Why good systems survive average people
Why systems matter more than individual heroics.
Organizations that survive long-term share a trait: their systems are designed for average people, not heroes.
The hero problem
Every organization has heroes. The person who knows the legacy system. The one who closes impossible deals. The engineer who ships miracles under pressure.
Heroes are valuable. They're also dangerous.
When an organization relies on heroes, it's not the heroes who are the problem. It's the dependence. Heroes burn out, leave, or get hit by buses. When they go, they take critical knowledge with them. And the organization stumbles.
This is why hero-driven organizations are fragile. They work brilliantly when the right people are in the right place. They collapse when those people aren't.
What good systems do
Good systems assume competence, not excellence. They're designed so that an average person, following the process, gets a reliable result.
Examples:
- McDonald's — A teenager can make a burger that tastes identical to one made by a veteran. Not because the teenager is skilled, but because the system is robust.
- Aviation checklists — Pilots use checklists not because they're forgetful, but because checklists reduce error under pressure.
- Code reviews — A junior engineer can catch bugs in a senior's code. Not because they're smarter, but because the process creates accountability.
Notice what these have in common: the system does the heavy lifting. People execute, but the system ensures quality.
Why systems fail
Most systems fail because they're designed around heroes, not for average people.
A common pattern:
- A hero solves a recurring problem brilliantly.
- The organization says, "Great! Can you document that?"
- The hero writes a guide.
- The guide assumes the reader thinks like the hero.
- Average people can't follow it.
- The organization concludes, "People just don't follow process."
The problem isn't people. It's that the process was never designed for them. It was designed for someone exceptional, then handed to everyone else.
Designing for average
Designing for average doesn't mean dumbing things down. It means removing unnecessary complexity.
Ask:
- Can this be a checklist? — If yes, make it one. Checklists don't require interpretation.
- Can this be automated? — If yes, automate it.

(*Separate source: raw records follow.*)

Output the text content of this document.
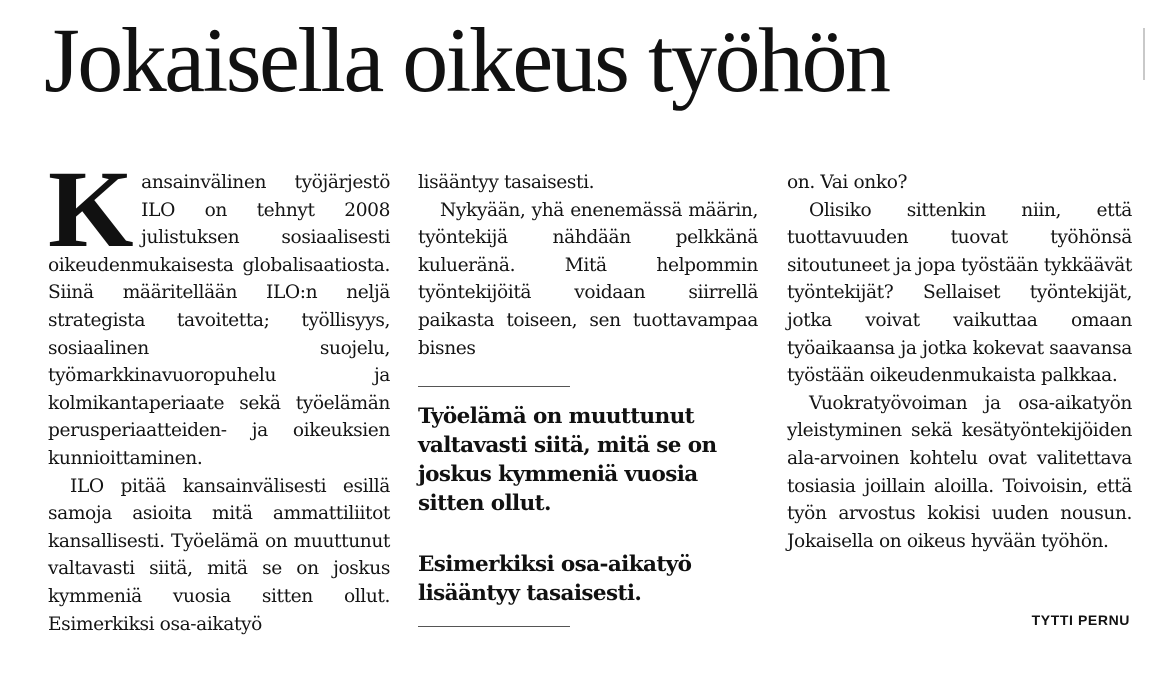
Jokaisella oikeus työhön

Kansainvälinen työjärjestö ILO on tehnyt 2008 julistuksen sosiaalisesti oikeudenmukaisesta globalisaatiosta. Siinä määritellään ILO:n neljä strategista tavoitetta; työllisyys, sosiaalinen suojelu, työmarkkinavuoropuhelu ja kolmikantaperiaate sekä työelämän perusperiaatteiden- ja oikeuksien kunnioittaminen.

ILO pitää kansainvälisesti esillä samoja asioita mitä ammattiliitot kansallisesti. Työelämä on muuttunut valtavasti siitä, mitä se on joskus kymmeniä vuosia sitten ollut. Esimerkiksi osa-aikatyö

lisääntyy tasaisesti.

Nykyään, yhä enenemässä määrin, työntekijä nähdään pelkkänä kulueränä. Mitä helpommin työntekijöitä voidaan siirrellä paikasta toiseen, sen tuottavampaa bisnes

Työelämä on muuttunut valtavasti siitä, mitä se on joskus kymmeniä vuosia sitten ollut.

Esimerkiksi osa-aikatyö lisääntyy tasaisesti.

on. Vai onko?

Olisiko sittenkin niin, että tuottavuuden tuovat työhönsä sitoutuneet ja jopa työstään tykkäävät työntekijät? Sellaiset työntekijät, jotka voivat vaikuttaa omaan työaikaansa ja jotka kokevat saavansa työstään oikeudenmukaista palkkaa.

Vuokratyövoiman ja osa-aikatyön yleistyminen sekä kesätyöntekijöiden ala-arvoinen kohtelu ovat valitettava tosiasia joillain aloilla. Toivoisin, että työn arvostus kokisi uuden nousun. Jokaisella on oikeus hyvään työhön.

TYTTI PERNU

Automation doesn't forget.
- Can this be constrained? — If there are ten ways to do something, and nine are wrong, remove the nine.

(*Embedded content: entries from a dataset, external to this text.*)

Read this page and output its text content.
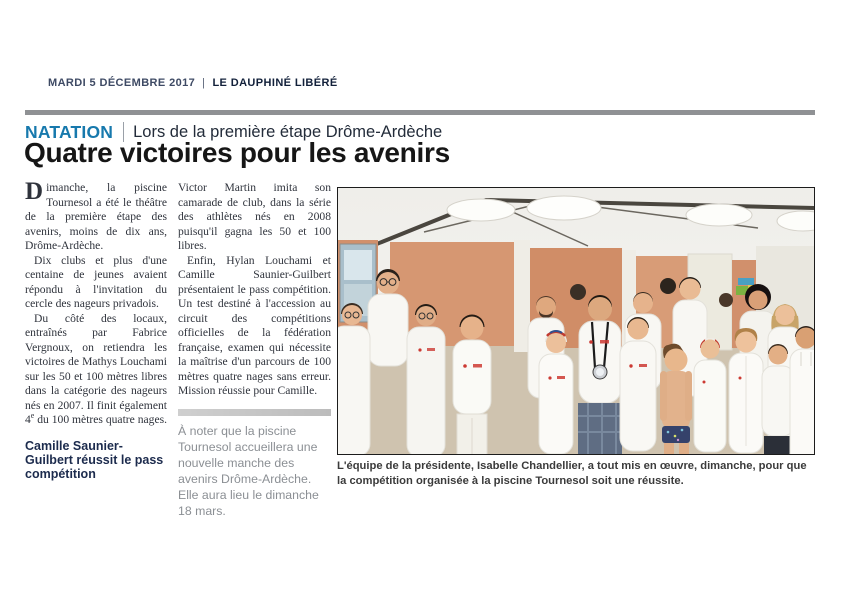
MARDI 5 DÉCEMBRE 2017 | LE DAUPHINÉ LIBÉRÉ
NATATION Lors de la première étape Drôme-Ardèche
Quatre victoires pour les avenirs

Dimanche, la piscine Tournesol a été le théâtre de la première étape des avenirs, moins de dix ans, Drôme-Ardèche.

Dix clubs et plus d'une centaine de jeunes avaient répondu à l'invitation du cercle des nageurs privadois.

Du côté des locaux, entraînés par Fabrice Vergnoux, on retiendra les victoires de Mathys Louchami sur les 50 et 100 mètres libres dans la catégorie des nageurs nés en 2007. Il finit également 4e du 100 mètres quatre nages.

Camille Saunier-Guilbert réussit le pass compétition

Victor Martin imita son camarade de club, dans la série des athlètes nés en 2008 puisqu'il gagna les 50 et 100 libres.

Enfin, Hylan Louchami et Camille Saunier-Guilbert présentaient le pass compétition. Un test destiné à l'accession au circuit des compétitions officielles de la fédération française, examen qui nécessite la maîtrise d'un parcours de 100 mètres quatre nages sans erreur. Mission réussie pour Camille.

À noter que la piscine Tournesol accueillera une nouvelle manche des avenirs Drôme-Ardèche. Elle aura lieu le dimanche 18 mars.

L'équipe de la présidente, Isabelle Chandellier, a tout mis en œuvre, dimanche, pour que la compétition organisée à la piscine Tournesol soit une réussite.
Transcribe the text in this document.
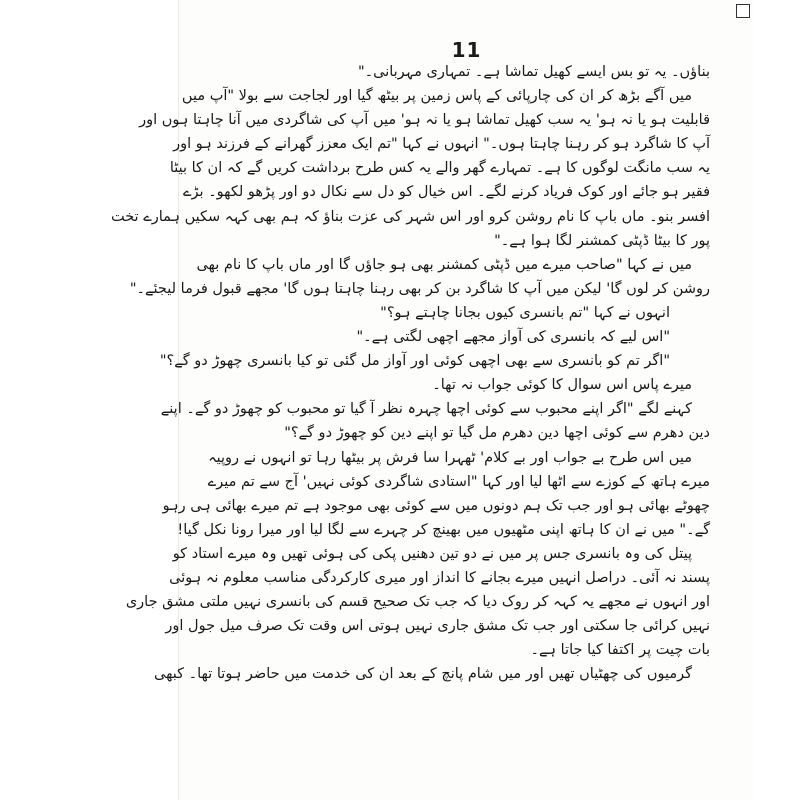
11
بناؤں۔ یہ تو بس ایسے کھیل تماشا ہے۔ تمہاری مہربانی۔"
میں آگے بڑھ کر ان کی چارپائی کے پاس زمین پر بیٹھ گیا اور لجاجت سے بولا "آپ میں
قابلیت ہو یا نہ ہو' یہ سب کھیل تماشا ہو یا نہ ہو' میں آپ کی شاگردی میں آنا چاہتا ہوں اور
آپ کا شاگرد ہو کر رہنا چاہتا ہوں۔" انہوں نے کہا "تم ایک معزز گھرانے کے فرزند ہو اور
یہ سب مانگت لوگوں کا ہے۔ تمہارے گھر والے یہ کس طرح برداشت کریں گے کہ ان کا بیٹا
فقیر ہو جائے اور کوک فریاد کرنے لگے۔ اس خیال کو دل سے نکال دو اور پڑھو لکھو۔ بڑے
افسر بنو۔ ماں باپ کا نام روشن کرو اور اس شہر کی عزت بناؤ کہ ہم بھی کہہ سکیں ہمارے تخت
پور کا بیٹا ڈپٹی کمشنر لگا ہوا ہے۔"
میں نے کہا "صاحب میرے میں ڈپٹی کمشنر بھی ہو جاؤں گا اور ماں باپ کا نام بھی
روشن کر لوں گا' لیکن میں آپ کا شاگرد بن کر بھی رہنا چاہتا ہوں گا' مجھے قبول فرما لیجئے۔"
انہوں نے کہا "تم بانسری کیوں بجانا چاہتے ہو؟"
"اس لیے کہ بانسری کی آواز مجھے اچھی لگتی ہے۔"
"اگر تم کو بانسری سے بھی اچھی کوئی اور آواز مل گئی تو کیا بانسری چھوڑ دو گے؟"
میرے پاس اس سوال کا کوئی جواب نہ تھا۔
کہنے لگے "اگر اپنے محبوب سے کوئی اچھا چہرہ نظر آ گیا تو محبوب کو چھوڑ دو گے۔ اپنے
دین دھرم سے کوئی اچھا دین دھرم مل گیا تو اپنے دین کو چھوڑ دو گے؟"
میں اس طرح بے جواب اور بے کلام' ٹھہرا سا فرش پر بیٹھا رہا تو انہوں نے روپیہ
میرے ہاتھ کے کوزے سے اٹھا لیا اور کہا "استادی شاگردی کوئی نہیں' آج سے تم میرے
چھوٹے بھائی ہو اور جب تک ہم دونوں میں سے کوئی بھی موجود ہے تم میرے بھائی ہی رہو
گے۔" میں نے ان کا ہاتھ اپنی مٹھیوں میں بھینچ کر چہرے سے لگا لیا اور میرا رونا نکل گیا!
پیتل کی وہ بانسری جس پر میں نے دو تین دھنیں پکی کی ہوئی تھیں وہ میرے استاد کو
پسند نہ آئی۔ دراصل انہیں میرے بجانے کا انداز اور میری کارکردگی مناسب معلوم نہ ہوئی
اور انہوں نے مجھے یہ کہہ کر روک دیا کہ جب تک صحیح قسم کی بانسری نہیں ملتی مشق جاری
نہیں کرائی جا سکتی اور جب تک مشق جاری نہیں ہوتی اس وقت تک صرف میل جول اور
بات چیت پر اکتفا کیا جاتا ہے۔
گرمیوں کی چھٹیاں تھیں اور میں شام پانچ کے بعد ان کی خدمت میں حاضر ہوتا تھا۔ کبھی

- Can this be tested? — If someone follows the process, is there a way to verify they did it right?
The goal is to make the right thing easy and the wrong thing hard. Not through enforcement, but through design.
The excellence trap
Organizations often resist designing for average because it feels like settling. "We hire the best. Why design for mediocrity?"
Two reasons:
First, even excellent people have bad days. They're tired. Distracted. Under pressure. A good system supports them when they're not at their best.
Second, excellence scales poorly. You can't hire ten heroes. Or a hundred. At scale, you need systems that work with whoever shows up.
The paradox: the best people want good systems. Because good systems free them to focus on problems that actually require excellence, instead of wasting cognitive energy on things that should be routine.
What lasts
Organizations built on heroes don't last. When the hero leaves, the knowledge leaves. When the knowledge leaves, the capability leaves.
Organizations built on systems last. Not because the people are better, but because the system carries the knowledge. New people can step in. The machine keeps running.
This is why franchises outlast restaurants. Why open-source projects outlast individual developers. Why institutions outlast individuals.
It's not that people don't matter. It's that systems make people replaceable. And replaceability, counterintuitively, is what makes organizations resilient.
The right role for heroes
So where do heroes fit?
Heroes are system improvers, not system replacements. When a hero solves a problem, the next step shouldn't be "keep solving it." It should be "encode the solution so the next person doesn't need to be a hero."
This is the difference between organizations that grow and organizations that plateau. Growing organizations convert heroics into systems. Plateauing organizations rely on heroics indefinitely.
The test: if your best person quits tomorrow, does the work continue? If not, you don't have a system. You have a dependency.
Conclusion
Good systems survive average people. Great systems turn average people into reliable contributors. Exceptional systems free excellent people to work on things that matter.
Stop designing for the hero. Design for the person who shows up tired, distracted, and just trying to get through the day.
That's who actually runs your organization.